Et l'accord des parties est insuffisant pour motiver
la décision, le juge doit vérifier si cet accord est
"éclairé", s'il ne souffre pas d'un déséquilibre, et s'il n'est
pas contraire à l'ordre public et inadapté à l'état de moeurs
en France en 2008.

> J'ai été particulièrement intéressé par la référence
> à un arrêt de la Cour de cassation plus récent (2005)
> que celui que j'avais cité vendredi dernier, et qui, lui,
> aboutit au rejet d'une annulation demandée au motif que
> l'époux entretenait jusqu'à la veille du mariage une liaison
> avec une autre femme que sa future épouse. Il est ici :
> http://www.legifrance.gouv.fr/affichJuriJudi.do?idTexte=JURITEXT000007052260

Vous arrivez après la bataille. :-)
Je (et d'autres...) en avons parlé dans d'autres fils,
y voyant (peut-être ?) l'amorce d'un revirement
jurisprudentiel qui n'aurait pas attendu Lille pour
s'amorcer.
Une chance pour les défenseurs de la laïcité, ces
gens là n'étaient pas musulmans, les bien-pensants
communautaristes ne pourront pas dégainer leurs
soupçons d'islamophobie.

> À première vue, on peut se demander s'il y a une cohérence
> quelconque dans ces décisions et d'autres qui tantôt accordent
> l'annulation, tantôt la refusent sans qu'il soit aisé d'y trouver
> une ligne directrice stable.

Le droit et la jurisprudence, en particulièrement en matière
de moeurs et de droits des personnes ne sont pas gravés
dans le marbre ad vitam aeternam.

> Lorsque l'"erreur sur la qualité de la personne" est admise, il
> s'agit toujours, en pratique, d'une tromperie, d'un mensonge ou d'une
> dissimulation délibérée sur un élément dont le défendeur sait,
> ou aurait dû savoir, qu'il était déterminant pour le consentement
> du demandeur.

Mais comment voulez-vous prouver que ce fut déterminant ?
Parce que le demandeur le prétend ?
Parce que la défenderesse acquiesce ?
C'est, selon de nombreux juristes, insuffisant.

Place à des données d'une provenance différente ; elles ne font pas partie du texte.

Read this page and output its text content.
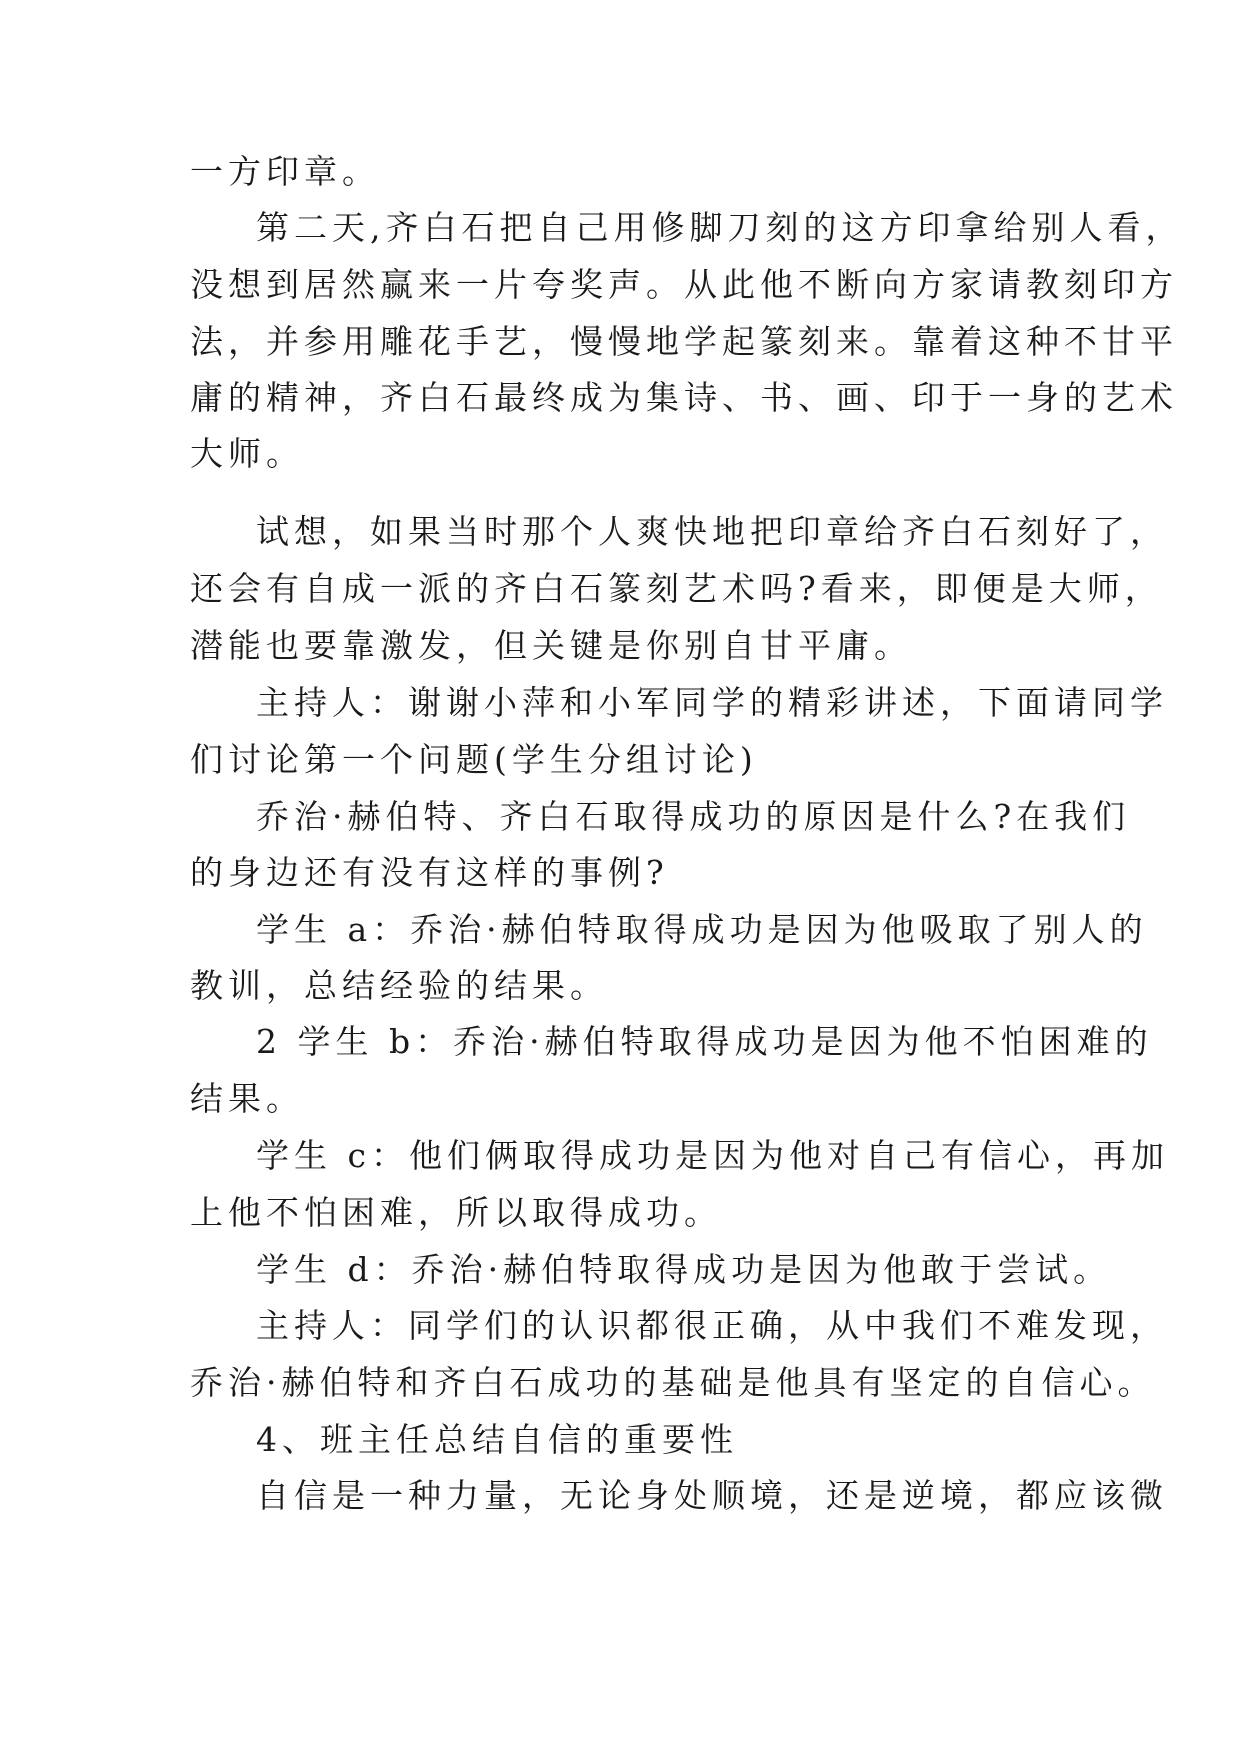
一方印章。

第二天,齐白石把自己用修脚刀刻的这方印拿给别人看，

没想到居然赢来一片夸奖声。从此他不断向方家请教刻印方

法，并参用雕花手艺，慢慢地学起篆刻来。靠着这种不甘平

庸的精神，齐白石最终成为集诗、书、画、印于一身的艺术

大师。

试想，如果当时那个人爽快地把印章给齐白石刻好了，

还会有自成一派的齐白石篆刻艺术吗?看来，即便是大师，

潜能也要靠激发，但关键是你别自甘平庸。

主持人：谢谢小萍和小军同学的精彩讲述，下面请同学

们讨论第一个问题(学生分组讨论)

乔治·赫伯特、齐白石取得成功的原因是什么?在我们

的身边还有没有这样的事例?

学生 a：乔治·赫伯特取得成功是因为他吸取了别人的

教训，总结经验的结果。

2 学生 b：乔治·赫伯特取得成功是因为他不怕困难的

结果。

学生 c：他们俩取得成功是因为他对自己有信心，再加

上他不怕困难，所以取得成功。

学生 d：乔治·赫伯特取得成功是因为他敢于尝试。

主持人：同学们的认识都很正确，从中我们不难发现，

乔治·赫伯特和齐白石成功的基础是他具有坚定的自信心。

4、班主任总结自信的重要性

自信是一种力量，无论身处顺境，还是逆境，都应该微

Et l'on en revient
à la case départ : Aucune convention (même de fait, même
implicite comme ce fut peut être le cas ici) ne peut être validée
par les tribunaux si sa cause et/ou son objet sont illicites,
ou même simplement illégitimes au regard aux grands
principes de droit : Ici l'égalité des sexes.

--
http://christian.navis.free.fr/


JyL

unread,
Jun 18, 2008, 3:56:59 PM6/18/08
to
Johannes Baagoe <baa...@baagoe.org> wrote in
news:pan.2008.06...@baagoe.org:

> christian.navis :
>
>> Un magistrat s'exprime et commente le jugement de Lille, en
>> professionnel du droit mais avec un langage compréhensible ;-)
>> Peut-on y lire entre les lignes les attendus de futures décisions ?
>> Wait and see...
>
> [...]
>
>> http://www.huyette.net/article-20139426.html
>
> Merci ! C'est le commentaire le plus équilibré que j'ai vu jusqu'à
> présent sur l'affaire, peut-être parce qu'il arrive après plein
> d'autres qu'il prend en compte.
>
> J'ai été particulièrement intéressé par la référence
> à un arrêt de la Cour de cassation plus récent (2005)
> que celui que j'avais cité vendredi dernier, et qui, lui,
> aboutit au rejet d'une annulation demandée au motif que
> l'époux entretenait jusqu'à la veille du mariage une liaison
> avec une autre femme que sa future épouse. Il est ici :
> http://www.legifrance.gouv.fr/affichJuriJudi.do?
idTexte=JURITEXT0000070
> 52260
>
> À première vue, on peut se demander s'il y a une cohérence
> quelconque dans ces décisions et d'autres qui tantôt accordent
> l'annulation, tantôt la refusent sans qu'il soit aisé d'y trouver
> une ligne directrice stable.

Difficulté assez compréhensible pour un originaire de Sirius,
qui répond "ah mais alors dans cette optique ..." lorsqu'on
évoque la parcelle de "légitimité" entre guillemet de cette
hérésie laïque, et qui constitue évidemment le filtre prioritaire
à appliquer à la lecture de ces jugements, aussi bien décorés
puissent-ils être d'attendus dépourvus du moindre rapport
avec les raisons réelles pour lesquelles on a pris la décision.

[,,,] ( ma touche '.' est niquée )


> Il se trouve que cela correspond aussi à la position qui me semble
> la plus raisonnable ; je peux donc avoir une vue biaisée.

Surement pas exactement au sens que vous croyez.

Et faites gaffe, à prétendre à l'honnêteté, à la pureté logique,
dans un espace ou l'hypocrisie règne en maitre, si elle n'est
quasi consubstantielle de l'objet, on n'en parait que plus hypocrite.